Il m’est arrivé de participer à plusieurs tournages de films documentaires intimes, dans lesquels le réalisateur / la réalisatrice se met lui-même / elle-même en scène. Dans ce cas, le maître d’œuvre du film est dans mon cadre, il interagit avec ses personnages, et je ne peux pas communiquer avec lui pendant que nous tournons. Il me faut donc prendre dans l’instant nombre de décisions de cadre et de lumière, qui donneront son corps au film. Resteront montage et mixage pour rendre le sens du film conforme aux intentions du réalisateur / de la réalisatrice. Mais il lui faudra quand même faire avec les décisions que j’aurais prises seul – à partir de ma seule lecture du film en train de se faire.

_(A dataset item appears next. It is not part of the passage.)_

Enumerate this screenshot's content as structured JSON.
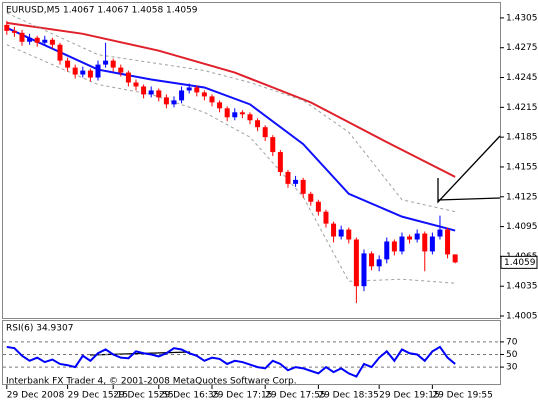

Bien sûr, ces décisions sont informées par la préparation, qui inclut nombre de rencontres et de discussions avec le réalisateur / la réalisatrice. Parfois, des références ont été échangées, picturales, humaines, ou bien cinématographiques. Des considérations techniques aussi. Parfois, nous aurons élaboré une stratégie. Mais nous voilà dans le bain. Je décide, je coupe, je tranche, seul. Il m’arrive parfois de sacrifier la qualité technique, par exemple le cadre le plus stable et équilibré, à la seule nécessité d’enregistrer, là, tout de suite, l’événement provoqué par le réalisateur / la réalisatrice. Quand plus tard il ou elle découvre ses rushes, dans le meilleur des cas, il ou elle en est satisfait, et nous continuons ainsi. Sinon, nous discutons de nouveau, nous affinons notre approche, nous tentons de ne pas reproduire les mêmes erreurs. Ainsi se développe la stratégie du film, par itération et tâtonnements. Le réalisateur / la réalisatrice dresse son plan de bataille, avec mon aide. Mais à l’heure de la bataille, je suis encore seul à conduire les armées.

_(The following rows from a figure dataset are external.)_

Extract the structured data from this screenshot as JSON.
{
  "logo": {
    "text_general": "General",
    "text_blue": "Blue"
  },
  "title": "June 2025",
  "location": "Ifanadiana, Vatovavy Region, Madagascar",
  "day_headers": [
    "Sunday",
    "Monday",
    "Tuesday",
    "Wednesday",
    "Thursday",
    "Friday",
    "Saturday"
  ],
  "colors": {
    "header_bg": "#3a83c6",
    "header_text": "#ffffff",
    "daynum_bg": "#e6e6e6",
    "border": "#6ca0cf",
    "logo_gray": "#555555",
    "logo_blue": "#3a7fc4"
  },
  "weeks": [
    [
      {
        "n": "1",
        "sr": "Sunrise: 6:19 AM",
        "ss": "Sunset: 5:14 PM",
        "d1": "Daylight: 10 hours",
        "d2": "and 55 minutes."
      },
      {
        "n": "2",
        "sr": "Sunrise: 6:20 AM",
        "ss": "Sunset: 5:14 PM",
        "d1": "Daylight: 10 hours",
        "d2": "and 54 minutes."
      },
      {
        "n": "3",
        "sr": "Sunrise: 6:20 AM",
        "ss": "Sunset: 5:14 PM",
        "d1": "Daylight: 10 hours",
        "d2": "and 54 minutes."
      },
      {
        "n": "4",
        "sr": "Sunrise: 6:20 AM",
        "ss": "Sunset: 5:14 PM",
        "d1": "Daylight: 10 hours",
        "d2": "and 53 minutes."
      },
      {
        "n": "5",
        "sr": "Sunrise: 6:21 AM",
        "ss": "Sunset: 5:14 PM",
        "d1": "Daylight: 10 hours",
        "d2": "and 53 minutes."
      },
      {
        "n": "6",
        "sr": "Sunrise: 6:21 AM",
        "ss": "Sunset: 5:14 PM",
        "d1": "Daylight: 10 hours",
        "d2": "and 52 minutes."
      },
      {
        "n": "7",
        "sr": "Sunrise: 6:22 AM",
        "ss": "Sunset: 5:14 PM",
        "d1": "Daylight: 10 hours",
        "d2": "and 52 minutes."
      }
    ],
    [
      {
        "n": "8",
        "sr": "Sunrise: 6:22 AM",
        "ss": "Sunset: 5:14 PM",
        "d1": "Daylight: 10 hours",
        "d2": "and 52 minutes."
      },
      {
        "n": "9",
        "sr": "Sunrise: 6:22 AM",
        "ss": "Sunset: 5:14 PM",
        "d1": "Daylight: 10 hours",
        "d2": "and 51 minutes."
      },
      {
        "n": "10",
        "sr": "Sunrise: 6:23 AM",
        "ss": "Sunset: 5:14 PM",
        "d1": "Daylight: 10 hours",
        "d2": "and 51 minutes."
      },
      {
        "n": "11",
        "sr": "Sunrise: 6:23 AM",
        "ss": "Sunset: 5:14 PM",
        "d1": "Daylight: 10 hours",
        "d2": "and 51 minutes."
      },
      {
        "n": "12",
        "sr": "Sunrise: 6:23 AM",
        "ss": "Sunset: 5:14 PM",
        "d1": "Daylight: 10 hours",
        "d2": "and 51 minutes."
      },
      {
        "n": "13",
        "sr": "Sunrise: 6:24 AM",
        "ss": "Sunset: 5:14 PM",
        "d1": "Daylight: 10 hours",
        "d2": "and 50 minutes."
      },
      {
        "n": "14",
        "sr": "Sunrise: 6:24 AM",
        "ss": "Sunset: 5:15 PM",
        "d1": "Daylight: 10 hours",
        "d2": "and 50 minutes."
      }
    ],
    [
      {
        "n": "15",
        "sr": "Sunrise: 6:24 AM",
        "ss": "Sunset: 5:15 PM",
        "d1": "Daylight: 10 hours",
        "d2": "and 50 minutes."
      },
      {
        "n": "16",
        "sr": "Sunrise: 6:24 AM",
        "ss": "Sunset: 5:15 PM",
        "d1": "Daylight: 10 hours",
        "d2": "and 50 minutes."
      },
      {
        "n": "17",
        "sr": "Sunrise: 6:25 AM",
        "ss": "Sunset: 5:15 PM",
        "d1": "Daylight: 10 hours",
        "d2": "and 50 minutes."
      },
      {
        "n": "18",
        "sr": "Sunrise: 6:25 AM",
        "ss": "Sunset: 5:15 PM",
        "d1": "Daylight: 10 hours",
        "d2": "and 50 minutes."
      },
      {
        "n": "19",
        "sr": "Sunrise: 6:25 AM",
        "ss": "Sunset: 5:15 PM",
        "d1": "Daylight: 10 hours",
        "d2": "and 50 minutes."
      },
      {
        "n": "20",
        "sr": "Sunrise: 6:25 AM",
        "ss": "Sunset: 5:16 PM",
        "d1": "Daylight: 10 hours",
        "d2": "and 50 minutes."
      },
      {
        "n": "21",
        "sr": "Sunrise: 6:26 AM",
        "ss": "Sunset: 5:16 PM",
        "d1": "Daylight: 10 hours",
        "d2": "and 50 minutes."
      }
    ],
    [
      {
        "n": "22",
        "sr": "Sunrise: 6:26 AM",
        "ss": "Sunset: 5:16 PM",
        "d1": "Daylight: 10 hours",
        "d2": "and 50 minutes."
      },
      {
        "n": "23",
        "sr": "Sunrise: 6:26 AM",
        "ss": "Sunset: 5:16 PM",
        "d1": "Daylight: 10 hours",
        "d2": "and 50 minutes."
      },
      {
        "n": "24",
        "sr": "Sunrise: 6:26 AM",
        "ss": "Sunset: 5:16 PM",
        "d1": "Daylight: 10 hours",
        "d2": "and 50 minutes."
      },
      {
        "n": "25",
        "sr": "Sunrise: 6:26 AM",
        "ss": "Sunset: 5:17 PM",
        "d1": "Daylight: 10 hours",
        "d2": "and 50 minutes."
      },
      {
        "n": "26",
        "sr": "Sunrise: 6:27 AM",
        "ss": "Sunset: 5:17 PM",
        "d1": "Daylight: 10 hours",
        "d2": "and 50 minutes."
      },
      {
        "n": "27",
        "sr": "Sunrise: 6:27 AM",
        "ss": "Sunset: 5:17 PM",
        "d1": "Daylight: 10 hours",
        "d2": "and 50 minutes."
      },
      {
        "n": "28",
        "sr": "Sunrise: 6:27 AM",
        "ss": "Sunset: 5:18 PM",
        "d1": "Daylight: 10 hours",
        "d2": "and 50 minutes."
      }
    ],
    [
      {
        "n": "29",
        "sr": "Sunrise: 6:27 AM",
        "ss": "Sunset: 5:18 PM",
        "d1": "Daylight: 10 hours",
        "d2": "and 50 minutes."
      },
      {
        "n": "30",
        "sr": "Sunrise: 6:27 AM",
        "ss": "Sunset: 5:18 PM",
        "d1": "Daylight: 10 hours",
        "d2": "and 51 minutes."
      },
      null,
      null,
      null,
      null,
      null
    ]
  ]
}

Voici maintenant un autre récit questionnant les limites de notre métier. Une réalisatrice m’avait fait confiance pour réaliser l’image d’un film sur le passé obscur de son grand-père, pendant l’Occupation. Il s’agissait de conduire une enquête auprès de ce qui restait de leur famille en Corse, avec l’aide des deux filles de la réalisatrice, âgées de 11 et 14 ans. La grande Histoire serait approchée par l’intime, et les deux enfants étaient au cœur du processus, comme destinataires essentielles du passé reconstitué. Le tournage s’est étalé sur près d’un an, en plusieurs sessions. Cependant, lors de l’avant-dernière de celles-ci, la réalisatrice a perçu chez l’ingénieur du son et moi-même une réticence quant à sa démarche, ce en quoi elle n’avait pas tort. Nous, les deux techniciens qui l’accompagnions depuis le début, avions fini par trouver qu’elle exploitait trop ses enfants, ne leur accordant aucune relâche, les mettant trop obsessionnellement sous notre regard, dans notre écoute. Outils de sa propre attention, nous en étions venus à questionner la nature de cette attention. Bien qu’arrêtés à ne pas juger la façon dont cette mère s’attentionnait à ses enfants, ce sentiment tenace a fini par affecter notre adhésion au projet. La réalisatrice nous a alors posé frontalement la question : c’était quoi, notre p*** de problème ? L’ingénieur du son et moi-même nous sommes efforcés de répondre, aussi honnêtement que possible. Peut-être fallait-il nuancer la méthode ? Elle n’était pas d’accord avec nous, mais nous a écouté, quand même choquée par notre réticence. La session de tournage s’est terminée quelques jours plus tard. Aucun de nous, chef-opérateur du son et chef-opérateur de l’image, n’a été rappelé pour terminer le tournage.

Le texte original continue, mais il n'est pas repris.